Überwachungskameras in Kühlschränken und VR-Brillen mit Papiertüten: Unser Leben in der digitalen Welt wird nur erfolgreich sein, wenn wir lernen, uns zu disziplinieren und anzupassen.

Im 50. Jahr ihres Bestehens hat sich die Consumer Electronic Show in Las Vegas zum weltweit bedeutendsten Gradmesser für den Stand der Digitalisierung unseres Lebens gemausert. Die Sinnhaftigkeit so mancher Entwicklung wird dabei nicht hinterfragt, vielmehr hat sich die Schau den kindlichen Charme einer Erfindermesse bewahrt: Wir zeigen, was wir können, nicht so sehr, was wir brauchen.

Vor diesem Hintergrund nutzen seit fünf Jahren auch die großen Autohersteller die Messe als Kommunikationsplattform für ihre Visionen vom vernetzten oder autonomen Fahren. Gerade die deutschen Autobauer haben in den letzten Jahren für Aufsehen gesorgt: Daimler zeigte 2015 seinen selbstfahrenden Prototyp F015, und Volkswagen suchte 2016 mit der Präsentation des Konzepts Budd-e nach einem öffentlich wirksamen Weg, sein ramponiertes Image elektrisch aufzupolieren.
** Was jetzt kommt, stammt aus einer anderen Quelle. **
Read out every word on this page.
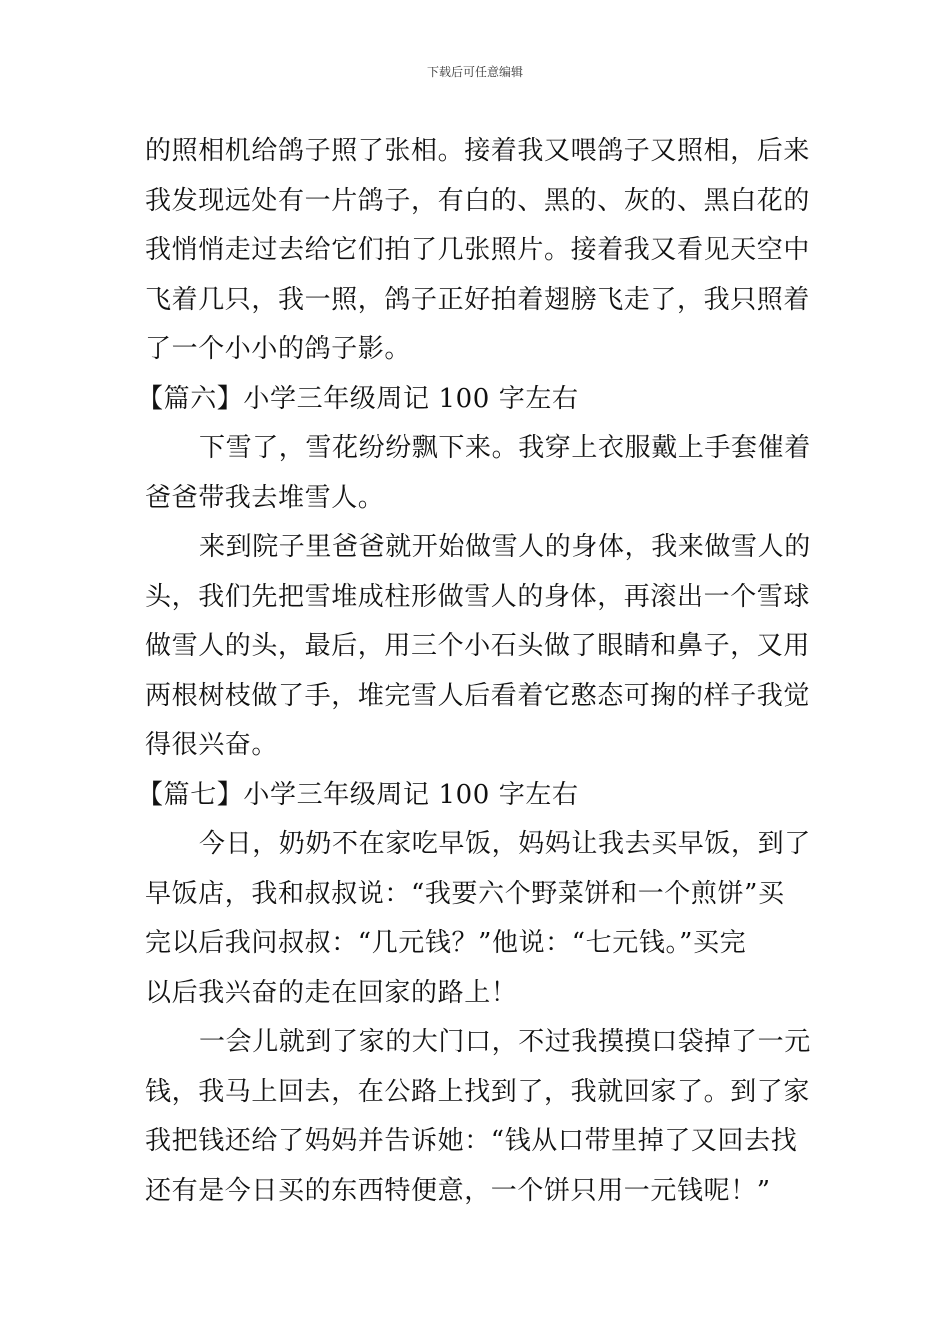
下载后可任意编辑
的照相机给鸽子照了张相。接着我又喂鸽子又照相，后来
我发现远处有一片鸽子，有白的、黑的、灰的、黑白花的
我悄悄走过去给它们拍了几张照片。接着我又看见天空中
飞着几只，我一照，鸽子正好拍着翅膀飞走了，我只照着
了一个小小的鸽子影。
【篇六】小学三年级周记 100 字左右
下雪了，雪花纷纷飘下来。我穿上衣服戴上手套催着
爸爸带我去堆雪人。
来到院子里爸爸就开始做雪人的身体，我来做雪人的
头，我们先把雪堆成柱形做雪人的身体，再滚出一个雪球
做雪人的头，最后，用三个小石头做了眼睛和鼻子，又用
两根树枝做了手，堆完雪人后看着它憨态可掬的样子我觉
得很兴奋。
【篇七】小学三年级周记 100 字左右
今日，奶奶不在家吃早饭，妈妈让我去买早饭，到了
早饭店，我和叔叔说：“我要六个野菜饼和一个煎饼”买
完以后我问叔叔：“几元钱？”他说：“七元钱。”买完
以后我兴奋的走在回家的路上！
一会儿就到了家的大门口，不过我摸摸口袋掉了一元
钱，我马上回去，在公路上找到了，我就回家了。到了家
我把钱还给了妈妈并告诉她：“钱从口带里掉了又回去找
还有是今日买的东西特便意，一个饼只用一元钱呢！”
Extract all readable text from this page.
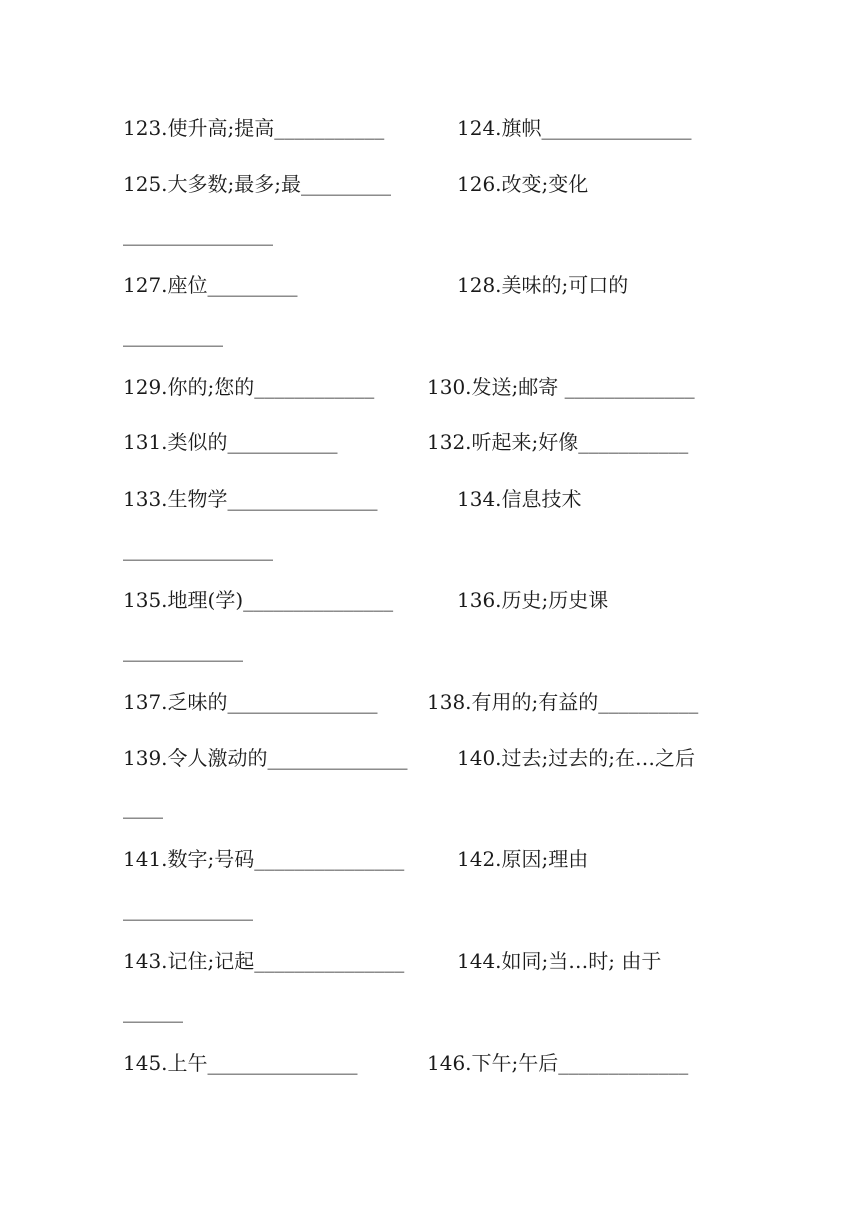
123.使升高;提高___________	124.旗帜_______________
125.大多数;最多;最_________	126.改变;变化
_______________
127.座位_________	128.美味的;可口的
__________
129.你的;您的____________	130.发送;邮寄 _____________
131.类似的___________	132.听起来;好像___________
133.生物学_______________	134.信息技术
_______________
135.地理(学)_______________	136.历史;历史课
____________
137.乏味的_______________ 138.有用的;有益的__________
139.令人激动的______________ 140.过去;过去的;在…之后
____
141.数字;号码_______________	142.原因;理由
_____________
143.记住;记起_______________	144.如同;当…时; 由于
______
145.上午_______________	146.下午;午后_____________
Obwohl nicht explizit vor Ort, waren Audi, BMW und Daimler in diesem Jahr dennoch medial präsent wie nie: Wie auf den Punkt geplant, erfolgte anlässlich der CES die Pressemeldung, dass die drei Eigentümer des Kartendiensts Here 25 Prozent ihrer Aktien weiterverkauft haben: Zehn Prozent davon übernahm ein Konsortium aus China, 15 Prozent der Chiphersteller Intel, einer der Hauptaussteller der CES. Für die deutschen Premiummarken ist ein solches Bündnis Neuland, galt es doch bisher als gesetzt, die Herausforderungen der Branche stets aus eigener Kraft zu stemmen. Aber die Erkenntnis, es bei allen Fragen der Mobilität der Zukunft mit den IT-Größen aus Kalifornien und nicht länger mit den Wettbewerbern aus der Autoindustrie zu tun zu haben, hat das gemeinschaftliche Auftreten wohl ermöglicht. Denn anders als die Autobauer wissen die Techies bereits, wie man mit Daten Geld verdient.

Fokus Haustechnik

Wesentlich spannender als die Autos war denn auch der Fokus der Messe auf Haustechnik. Das smarte Heim mit seinen vernetzten Lichtschaltern, Kühlschränken und Thermostaten eroberte sich schon in den vergangenen Jahren immer mehr Raum in den Messehallen. Jetzt kommen digitale Assistenten hinzu, die das Leben zu Hause erleichtern und mit der Außenwelt vernetzen sollen.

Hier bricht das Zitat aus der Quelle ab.